Basolateral potassium channels in the distal convoluted tubule (DCT) are composed of inwardly-rectifying potassium channel 4.1 (Kir4.1) and Kir5.1. Kir4.1 interacts with Kir5.1 to form a 40pS K+ channel which is the only type K+ channel expressed in the basolateral membrane of the DCT. Moreover, Kir4.1/Kir5.1 heterotetramer plays a key role in determining the expression and activity of thiazide-sensitive Na-Cl cotransport (NCC). In addition to Kir4.1/Kir5.1, Kir1.1 (ROMK) is expressed in the apical membrane of the late DCT (DCT2) and plays a key role in mediating epithelial Na+ channel (ENaC)-dependent K+ excretion. High dietary-K+-intake (HK) stimulates ROMK and inhibits Kir4.1/Kir5.1 in the DCT. Inhibition of Kir4.1/Kir5.1 is essential for HK-induced suppression of NCC whereas the stimulation of ROMK is important for increasing ENaC-dependent K+ excretion during HK. We have now used the patch-clamp-technique to examine whether gender and Cl- content of K+-diet affect HK-induced inhibition of basolateral Kir4.1/Kir5.1 and HK-induced stimulation of ROMK. Single-channel-recording shows that basolateral 40pS K+ channel (Kir4.1/Kir5.1) activity of the DCT defined by NPo was 1.34 (1% KCl, normal K, NK), 0.95 (5% KCl) and 1.03 (5% K+-citrate) in male mice while it was 1.47, 1.02 and 1.05 in female mice. The whole-cell recording shows that Kir4.1/Kir5.1-mediated-K+ current of the early-DCT (DCT1) was 1,170pA (NK), 725pA (5% KCl) and 700pA (5% K+-citrate) in male mice whereas it was 1,125pA, 674pA and 700pA in female mice. Moreover, K+-currents (IK) reversal potential of DCT (an index of membrane potential) was -63mV (NK), -49mV (5% KCl) and -49mV (5% K-citrate) in the male mice whereas it was -63 mV, -50mV and -50mV in female mice.
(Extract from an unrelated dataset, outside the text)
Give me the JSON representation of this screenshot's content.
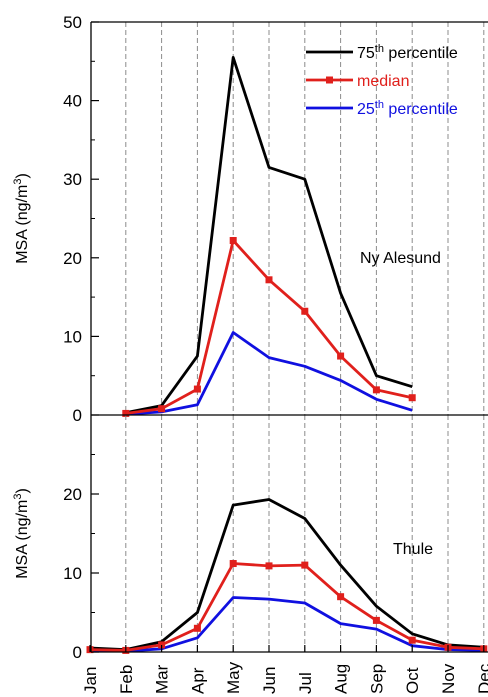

Finally, TPNQ-sensitive whole-cell ROMK-currents in the DCT2 /initial-connecting tubule (CNT) were 910pA (NK), 1,520pA (5% KCl) and 1,540pA (5% K+-citrate) in male mice whereas the ROMK-mediated K+ currents were 1,005pA, 1,590pA and 1,570pA in female mice. We conclude that the effect of HK intake on Kir4.1/Kir5.1 of the DCT and ROMK of DCT2/CNT is similar between male and female mice. Also, Cl- content in HK diets has no effect on HK-induced inhibition of Kir4.1/Kir5.1 of the DCT and HK-induced stimulation of ROMK in DCT2/CNT.